Cheshire-based farmers, John and James Dakin, have increased drilling productivity across their 800 acres of arable land by upgrading to a wider combination drill which is equipped with a front seed hopper for improved weight distribution and reduced soil compaction.
After taking on new land and increasing their arable acreage, the father and son operation based at Jodrell Bank Farm decided to increase the working width of their power harrow seed drill combination. They replaced their seven-year-old three-metre machine with a four-metre combination that is fed by a front mounted 1,500 litre seed hopper.
John explains the reasoning behind the upgrade; “With the old machine needing to be replaced, purely due to its age and the amount of work it had done, we decided to upgrade to a bigger machine rather than just replacing like with like.
“We’ve taken on more land which has increased the drilling workload, and with our own soils varying from light sands to heavy clays, we needed a machine that could not only give an increased work rate, but which would also enable us to make the most of favourable conditions in catchy seasons.”
The Dakins therefore upgraded to a Kuhn combination comprising a BTF 4000 R seed drill coupled to an HR 4004 R folding power harrow, with seed blown to the drilling unit from a front mounted TF 1500 hopper.
“Upgrading to a wider drill was the right decision,” John continues. “The weather has been particularly bad this autumn and the four-metre drill has allowed us to make efficient use of the few decent drilling days we’ve had. In recent years, the seasons have become less well defined which has made autumn drilling a long, drawn-out task. The extra width counteracts this to some extent, but we’ve still been forced to drill in some less-than-ideal conditions, and have had to leave 200 acres for spring oats and barley.”
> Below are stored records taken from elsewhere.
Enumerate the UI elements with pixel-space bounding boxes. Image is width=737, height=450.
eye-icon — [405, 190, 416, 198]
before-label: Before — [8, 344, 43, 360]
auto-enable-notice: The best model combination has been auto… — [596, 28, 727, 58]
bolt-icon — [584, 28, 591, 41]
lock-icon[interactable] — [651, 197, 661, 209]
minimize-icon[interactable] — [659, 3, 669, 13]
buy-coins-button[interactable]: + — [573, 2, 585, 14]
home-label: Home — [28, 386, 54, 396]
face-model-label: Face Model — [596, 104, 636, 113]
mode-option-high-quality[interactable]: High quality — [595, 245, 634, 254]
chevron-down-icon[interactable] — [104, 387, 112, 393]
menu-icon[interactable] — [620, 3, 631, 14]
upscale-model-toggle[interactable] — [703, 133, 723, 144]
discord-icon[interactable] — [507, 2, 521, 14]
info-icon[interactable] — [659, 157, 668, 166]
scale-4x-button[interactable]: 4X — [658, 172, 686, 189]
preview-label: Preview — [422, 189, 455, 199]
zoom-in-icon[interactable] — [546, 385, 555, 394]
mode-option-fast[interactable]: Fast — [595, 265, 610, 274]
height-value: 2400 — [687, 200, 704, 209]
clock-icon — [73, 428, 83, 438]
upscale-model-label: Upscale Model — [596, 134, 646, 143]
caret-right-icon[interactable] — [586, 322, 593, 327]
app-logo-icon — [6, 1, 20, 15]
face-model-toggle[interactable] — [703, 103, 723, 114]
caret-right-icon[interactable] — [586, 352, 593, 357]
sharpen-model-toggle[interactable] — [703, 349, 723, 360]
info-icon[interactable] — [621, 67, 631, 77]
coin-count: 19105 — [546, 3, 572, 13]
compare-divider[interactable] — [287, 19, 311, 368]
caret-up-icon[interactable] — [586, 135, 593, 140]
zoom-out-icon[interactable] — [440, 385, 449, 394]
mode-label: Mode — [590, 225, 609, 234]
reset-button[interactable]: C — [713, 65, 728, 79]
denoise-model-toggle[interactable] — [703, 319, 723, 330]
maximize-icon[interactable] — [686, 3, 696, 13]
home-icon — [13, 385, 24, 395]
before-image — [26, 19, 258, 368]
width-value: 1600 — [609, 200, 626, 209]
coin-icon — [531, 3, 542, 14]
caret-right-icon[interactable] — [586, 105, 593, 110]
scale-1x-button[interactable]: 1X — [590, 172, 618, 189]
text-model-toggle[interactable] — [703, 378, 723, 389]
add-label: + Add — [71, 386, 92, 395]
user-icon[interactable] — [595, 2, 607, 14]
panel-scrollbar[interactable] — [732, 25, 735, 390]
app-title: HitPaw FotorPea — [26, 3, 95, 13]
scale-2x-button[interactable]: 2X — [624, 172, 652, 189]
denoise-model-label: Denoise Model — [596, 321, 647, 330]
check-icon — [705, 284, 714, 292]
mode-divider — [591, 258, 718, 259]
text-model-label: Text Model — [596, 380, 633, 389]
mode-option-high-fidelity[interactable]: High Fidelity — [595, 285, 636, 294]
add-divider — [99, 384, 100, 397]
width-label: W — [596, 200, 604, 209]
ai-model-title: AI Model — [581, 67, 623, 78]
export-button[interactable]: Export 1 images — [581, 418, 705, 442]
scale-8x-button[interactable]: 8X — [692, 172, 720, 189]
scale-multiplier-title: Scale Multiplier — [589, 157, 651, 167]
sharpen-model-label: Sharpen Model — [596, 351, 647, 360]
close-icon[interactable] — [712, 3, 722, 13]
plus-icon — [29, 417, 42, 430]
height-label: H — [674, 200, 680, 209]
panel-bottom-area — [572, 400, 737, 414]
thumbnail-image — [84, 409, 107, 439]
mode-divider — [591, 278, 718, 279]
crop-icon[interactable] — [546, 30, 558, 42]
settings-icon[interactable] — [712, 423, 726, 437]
James adds to his father’s comments; “We’d have been even further behind if we’d still been using the 3-metre machine, but the 4-metre drill has enabled us to increase our daily drilling area from 40-45 acres per day to about 60 acres per day.
“It means we could have got all our autumn drilling done in two weeks if we’d had the right conditions. But, even with the catchy weather hampering us, we were still able to get more work done than we would have done in good weather with the old drill. A lot of that is down to the fact that the new machine folds, making it much easier and quicker to move between fields. We can now travel much more safely and easily which makes moving between fields less troublesome and less time consuming. Every minute saved makes a massive difference when you’re fighting against the weather.”
“The new machine is also much better balanced,” explains John. “The old drill’s rear mounted seed hopper meant we were carrying a lot of weight over the tractor’s rear axle, which was more than likely causing issues with compaction. Since swapping the seed hopper to the front, the weight distribution is much more even, which has not only reduced the potential for soil compaction, but has also improved traction in some of the wetter fields. It also allows us to create a consistent seedbed regardless of conditions or soil type.”
Kuhn’s Area Sales Manager explains more; “The importance of ensuring even weight distribution across the tractor’s front and rear axles when undertaking cultivations is often underestimated,” he says. “Using a front hopper not only reduces soil compaction and aids tyre grip in tricky conditions, but also helps to reduce wear and tear on the tractor’s rear linkage. Maintaining even weight distribution also helps to achieve a more consistent drilling depth as the tractor will be less prone to pitching and yawing on rough or undulating ground.”